Corinna Schumacher: “Michael mi manca ogni giorno. È qui, ma è diverso.”

8 Settembre 2021 0 Di Nicola Cobucci

Corinna Schumacher torna a parlare delle condizioni di Michael, nel documentario che sarà presentato in anteprima su Netflix il 15 settembre, e racconta com’è cambiata la vita dopo l’incidente sugli sci che il Kaiser ha subito nel 2013 e che li ha segnati per sempre.

La famiglia Schumacher tace sulle condizioni di Michael, che non ha fatto apparizioni pubbliche dal suo grave incidente sugli sci nel 2013. Corinna conferma che Michael è ancora in terapia, a quasi otto anni dall’incidente, a casa.

“Certo che Michael mi manca ogni giorno, ma non sono solo io a sentire la sua mancanza: i bambini, la famiglia, suo padre, tutti quelli che gli sono vicini.
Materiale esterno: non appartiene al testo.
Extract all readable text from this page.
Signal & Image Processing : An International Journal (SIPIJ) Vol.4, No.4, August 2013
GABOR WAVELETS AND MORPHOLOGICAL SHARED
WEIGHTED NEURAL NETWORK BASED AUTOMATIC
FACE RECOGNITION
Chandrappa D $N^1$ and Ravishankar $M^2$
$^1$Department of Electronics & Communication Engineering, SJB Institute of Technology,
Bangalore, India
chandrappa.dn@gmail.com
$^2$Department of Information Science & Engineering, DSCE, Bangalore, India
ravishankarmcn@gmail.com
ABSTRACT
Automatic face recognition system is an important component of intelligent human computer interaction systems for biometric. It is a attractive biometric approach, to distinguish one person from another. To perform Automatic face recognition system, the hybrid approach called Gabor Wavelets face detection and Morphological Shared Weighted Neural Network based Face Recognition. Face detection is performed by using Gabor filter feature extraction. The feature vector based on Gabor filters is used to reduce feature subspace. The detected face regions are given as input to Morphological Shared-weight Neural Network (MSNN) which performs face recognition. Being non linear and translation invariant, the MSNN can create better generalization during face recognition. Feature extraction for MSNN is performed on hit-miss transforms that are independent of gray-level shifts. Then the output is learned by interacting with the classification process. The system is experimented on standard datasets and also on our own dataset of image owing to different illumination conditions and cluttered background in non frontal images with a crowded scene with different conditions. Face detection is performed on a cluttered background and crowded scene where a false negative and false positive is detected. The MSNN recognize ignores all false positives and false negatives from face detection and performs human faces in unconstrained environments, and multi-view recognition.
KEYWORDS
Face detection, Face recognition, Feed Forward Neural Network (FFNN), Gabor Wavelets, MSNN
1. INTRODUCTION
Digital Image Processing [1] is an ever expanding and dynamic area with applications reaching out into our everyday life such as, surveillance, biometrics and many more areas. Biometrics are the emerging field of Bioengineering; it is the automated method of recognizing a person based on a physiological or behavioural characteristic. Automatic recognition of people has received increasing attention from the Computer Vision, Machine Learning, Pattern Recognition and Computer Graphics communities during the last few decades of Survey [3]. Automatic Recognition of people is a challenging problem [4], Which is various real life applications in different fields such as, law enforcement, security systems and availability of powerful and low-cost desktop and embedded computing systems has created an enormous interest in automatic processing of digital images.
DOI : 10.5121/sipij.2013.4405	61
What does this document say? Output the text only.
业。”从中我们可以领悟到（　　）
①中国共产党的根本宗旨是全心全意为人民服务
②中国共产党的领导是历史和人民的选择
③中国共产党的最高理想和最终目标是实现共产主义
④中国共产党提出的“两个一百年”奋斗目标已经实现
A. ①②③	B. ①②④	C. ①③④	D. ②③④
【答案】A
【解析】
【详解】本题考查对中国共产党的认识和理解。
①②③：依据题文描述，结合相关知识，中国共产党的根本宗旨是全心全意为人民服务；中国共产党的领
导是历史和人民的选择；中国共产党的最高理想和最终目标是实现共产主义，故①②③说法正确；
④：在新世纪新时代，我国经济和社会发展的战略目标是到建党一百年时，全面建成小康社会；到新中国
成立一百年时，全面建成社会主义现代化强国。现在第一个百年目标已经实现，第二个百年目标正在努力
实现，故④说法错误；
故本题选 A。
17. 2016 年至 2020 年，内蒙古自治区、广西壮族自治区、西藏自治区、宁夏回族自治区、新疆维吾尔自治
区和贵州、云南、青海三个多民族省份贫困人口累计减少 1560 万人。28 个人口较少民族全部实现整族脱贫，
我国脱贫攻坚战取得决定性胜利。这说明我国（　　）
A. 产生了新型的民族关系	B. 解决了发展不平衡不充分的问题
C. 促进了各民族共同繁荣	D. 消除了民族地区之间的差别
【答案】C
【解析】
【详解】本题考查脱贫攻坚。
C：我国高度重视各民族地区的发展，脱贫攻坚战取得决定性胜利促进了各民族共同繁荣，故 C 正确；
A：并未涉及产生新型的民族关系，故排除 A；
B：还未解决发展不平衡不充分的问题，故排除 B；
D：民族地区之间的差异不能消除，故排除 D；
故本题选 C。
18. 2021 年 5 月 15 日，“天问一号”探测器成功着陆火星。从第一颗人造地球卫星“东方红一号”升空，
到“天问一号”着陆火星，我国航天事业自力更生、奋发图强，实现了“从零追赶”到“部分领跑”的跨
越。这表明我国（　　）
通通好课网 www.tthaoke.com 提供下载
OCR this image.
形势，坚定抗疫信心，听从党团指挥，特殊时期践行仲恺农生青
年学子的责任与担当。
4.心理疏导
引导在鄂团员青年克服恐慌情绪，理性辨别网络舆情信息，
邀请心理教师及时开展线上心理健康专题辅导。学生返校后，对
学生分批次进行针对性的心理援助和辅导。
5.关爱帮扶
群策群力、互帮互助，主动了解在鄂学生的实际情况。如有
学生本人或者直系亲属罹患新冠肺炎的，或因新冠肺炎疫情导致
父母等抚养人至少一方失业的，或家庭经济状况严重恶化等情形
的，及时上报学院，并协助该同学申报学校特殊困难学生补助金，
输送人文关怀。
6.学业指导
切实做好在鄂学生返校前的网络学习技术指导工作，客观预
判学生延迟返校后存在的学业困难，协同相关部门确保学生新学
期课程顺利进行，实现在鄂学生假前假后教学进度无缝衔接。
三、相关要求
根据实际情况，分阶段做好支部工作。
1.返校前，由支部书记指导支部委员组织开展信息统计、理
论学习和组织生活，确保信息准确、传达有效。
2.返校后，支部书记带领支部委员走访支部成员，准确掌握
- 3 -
Michael manca a tutti. Ma Michael è qui. In un modo diverso, ma lui è qui e questo ci fa trovare la forza”, afferma Corinna nel documentario, secondo quanto riportato da RaceFans.net.

Corinna Schumacher torna a parlare delle condizioni di Michael, nel documentario che sarà presentato in anteprima su Netflix il 15 settembre..

“Stiamo insieme. Viviamo insieme a casa, facciamo terapia. Facciamo tutto il possibile per Michael e assicurarci che sia a suo agio. Non importa cosa succede. Farò tutto il possibile. Lo faremo tutti”, aggiunge la moglie di Michael.

“Stiamo cercando di continuare come famiglia nel modo in cui Michael vorrebbe e vuole ancora e stiamo andando avanti con le nostre vite. La vita privata è vita privata, questo è quello che ha sempre detto. È molto importante per me che lui può continuare a godersi la sua vita privata il più possibile. Michael ci ha sempre protetto, ora lo stiamo proteggendo”, descrive Corinna.

Da parte sua Mick, ora pilota di Formula 1, ammette anche che gli manca poter mantenere un normale rapporto padre-figlio e assicura che lascerebbe tutto pur di poter condividere con il padre tutto quello che sta vivendo ora nella sua debutto in Formula 1.

Corinna Schumacher torna a parlare delle condizioni di Michael, nel documentario che sarà presentato in anteprima su Netflix il 15 settembre..

“Dall’incidente queste esperienze, questi momenti che penso che molte persone hanno con i loro genitori non sono più presenti, o lo sono ma meno, e secondo me è qualcosa di ingiusto”, sottolinea il pilota Haas.

“Penso che io e papà ci capiamo ora in un modo diverso semplicemente perché parliamo una lingua simile, la lingua del motore e avremmo molto di cui parlare. Questa è la mia testa la maggior parte del tempo, pensando che sarebbe così bello. Avrei lasciato tutto solo per questo,” dice Mick.